News
SOURCE: News & Observer
02.08.07
EDITORIAL: Another hit on students
There seems to be a disconnect these days between trustees at UNC-Chapel Hill and the students they're supposed to look after. By approving a $250 tuition increase for in-state students ($1,250 for those from out-of-state), the trustees want to hike tuition and fees even further past the sad benchmark they've already passed, a doubling of in-state tuition and fees since 1999. That's if the move is approved by the UNC system's Board of Governors, a group that tends to be similar in background (meaning affluent) to the trustees.

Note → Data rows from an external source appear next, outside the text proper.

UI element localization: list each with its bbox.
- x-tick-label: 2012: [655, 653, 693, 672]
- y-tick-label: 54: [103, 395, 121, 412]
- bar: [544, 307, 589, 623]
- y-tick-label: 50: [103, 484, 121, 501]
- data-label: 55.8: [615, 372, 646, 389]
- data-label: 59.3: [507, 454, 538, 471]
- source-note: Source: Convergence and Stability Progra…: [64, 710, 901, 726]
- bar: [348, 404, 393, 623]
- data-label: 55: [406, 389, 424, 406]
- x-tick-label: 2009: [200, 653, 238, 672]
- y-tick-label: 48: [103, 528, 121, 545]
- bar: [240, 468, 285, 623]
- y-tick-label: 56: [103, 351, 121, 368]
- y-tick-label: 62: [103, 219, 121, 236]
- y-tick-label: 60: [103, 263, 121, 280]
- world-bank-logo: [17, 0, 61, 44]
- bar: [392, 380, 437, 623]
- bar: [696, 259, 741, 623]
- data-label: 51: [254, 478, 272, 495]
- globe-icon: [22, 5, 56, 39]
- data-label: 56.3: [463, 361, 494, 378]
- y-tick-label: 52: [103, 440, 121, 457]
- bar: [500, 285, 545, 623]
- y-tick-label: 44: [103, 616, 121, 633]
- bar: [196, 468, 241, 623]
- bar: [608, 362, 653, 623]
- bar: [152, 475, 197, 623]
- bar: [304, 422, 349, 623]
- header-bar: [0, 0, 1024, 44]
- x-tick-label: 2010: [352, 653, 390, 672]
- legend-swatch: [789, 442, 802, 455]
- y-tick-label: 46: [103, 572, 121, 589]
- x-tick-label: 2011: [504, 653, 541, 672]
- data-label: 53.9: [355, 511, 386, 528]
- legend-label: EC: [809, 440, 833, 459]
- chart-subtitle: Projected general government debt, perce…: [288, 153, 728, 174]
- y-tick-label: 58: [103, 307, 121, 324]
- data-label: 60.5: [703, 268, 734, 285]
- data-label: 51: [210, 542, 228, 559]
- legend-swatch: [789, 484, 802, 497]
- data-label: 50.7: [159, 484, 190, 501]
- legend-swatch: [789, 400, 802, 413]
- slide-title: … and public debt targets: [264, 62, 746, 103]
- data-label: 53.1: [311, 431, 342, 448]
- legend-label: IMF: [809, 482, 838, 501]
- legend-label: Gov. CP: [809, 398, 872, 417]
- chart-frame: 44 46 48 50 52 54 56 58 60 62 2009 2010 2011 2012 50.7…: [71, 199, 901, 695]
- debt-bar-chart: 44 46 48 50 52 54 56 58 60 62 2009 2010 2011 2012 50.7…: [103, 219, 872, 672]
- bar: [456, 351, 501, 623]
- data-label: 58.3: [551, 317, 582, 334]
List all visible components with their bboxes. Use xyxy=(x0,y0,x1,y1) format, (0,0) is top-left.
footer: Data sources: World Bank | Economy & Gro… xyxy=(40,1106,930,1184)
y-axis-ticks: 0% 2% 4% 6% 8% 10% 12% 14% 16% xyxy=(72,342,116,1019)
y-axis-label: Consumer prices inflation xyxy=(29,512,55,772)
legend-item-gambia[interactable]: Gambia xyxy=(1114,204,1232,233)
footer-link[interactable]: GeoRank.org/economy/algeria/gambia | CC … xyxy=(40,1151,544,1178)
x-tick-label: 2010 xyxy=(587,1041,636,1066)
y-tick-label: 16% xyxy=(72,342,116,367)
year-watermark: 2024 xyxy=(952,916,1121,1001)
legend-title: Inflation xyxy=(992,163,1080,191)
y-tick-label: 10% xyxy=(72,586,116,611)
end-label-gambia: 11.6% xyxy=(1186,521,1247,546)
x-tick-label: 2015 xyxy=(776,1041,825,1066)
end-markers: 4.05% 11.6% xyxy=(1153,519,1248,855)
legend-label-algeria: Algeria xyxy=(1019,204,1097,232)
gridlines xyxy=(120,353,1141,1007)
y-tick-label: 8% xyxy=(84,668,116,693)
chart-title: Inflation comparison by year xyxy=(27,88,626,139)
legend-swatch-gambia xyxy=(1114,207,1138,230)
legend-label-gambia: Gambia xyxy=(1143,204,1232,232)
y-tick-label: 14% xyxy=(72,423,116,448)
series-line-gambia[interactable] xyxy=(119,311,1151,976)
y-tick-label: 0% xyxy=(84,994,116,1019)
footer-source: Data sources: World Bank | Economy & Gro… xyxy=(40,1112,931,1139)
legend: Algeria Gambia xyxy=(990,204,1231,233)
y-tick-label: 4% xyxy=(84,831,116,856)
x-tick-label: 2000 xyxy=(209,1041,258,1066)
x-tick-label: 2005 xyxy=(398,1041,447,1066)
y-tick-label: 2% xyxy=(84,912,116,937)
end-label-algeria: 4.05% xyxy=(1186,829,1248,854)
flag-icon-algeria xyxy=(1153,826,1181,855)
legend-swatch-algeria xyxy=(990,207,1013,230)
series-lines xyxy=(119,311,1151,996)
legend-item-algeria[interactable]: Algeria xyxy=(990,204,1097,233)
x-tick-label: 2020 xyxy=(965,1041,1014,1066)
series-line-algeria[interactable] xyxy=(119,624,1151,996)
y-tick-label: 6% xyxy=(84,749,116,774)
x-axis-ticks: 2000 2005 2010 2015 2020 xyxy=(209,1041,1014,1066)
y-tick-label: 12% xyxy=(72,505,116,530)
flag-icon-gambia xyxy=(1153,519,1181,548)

And sadly, this is likely to happen year after year after year, because UNC system President Erskine Bowles convinced the governing board to approve a 6.5 percent annual cap on tuition increases for in-state students. Bowles' policy has the effect of guaranteeing that tuition will rise.
The students who really get hit, of course, are those in the middle class who don't quality for much financial aid. (UNC-CH has, admirably, a program to help the poorest students graduate without debt.) For those students, any increase is tough. And what about all the families out there with kids in high school who might take a look at the projected expense, of which tuition and fees are just a part, and tell their kids, "We just can't afford this."
In addition to raising in-state tuition, trustees continue to treat out-of-state students as cash cows. That's unseemly, and it's also foolish. Out-of-state students add greatly to the diversity on campuses, and tend to be good students. And if the tuition and fees now charged to them ($19,524 this year) are still a bargain and thus draw more interest from excellent out-of-state students, that's good.
North Carolina has been well-served by making higher education affordable for all. With every tuition increase such as the one proposed at Chapel Hill, the risk grows that the sons and daughters of taxpayers who have long supported the UNC system will be denied what the state always has viewed not just as an opportunity, but as a right.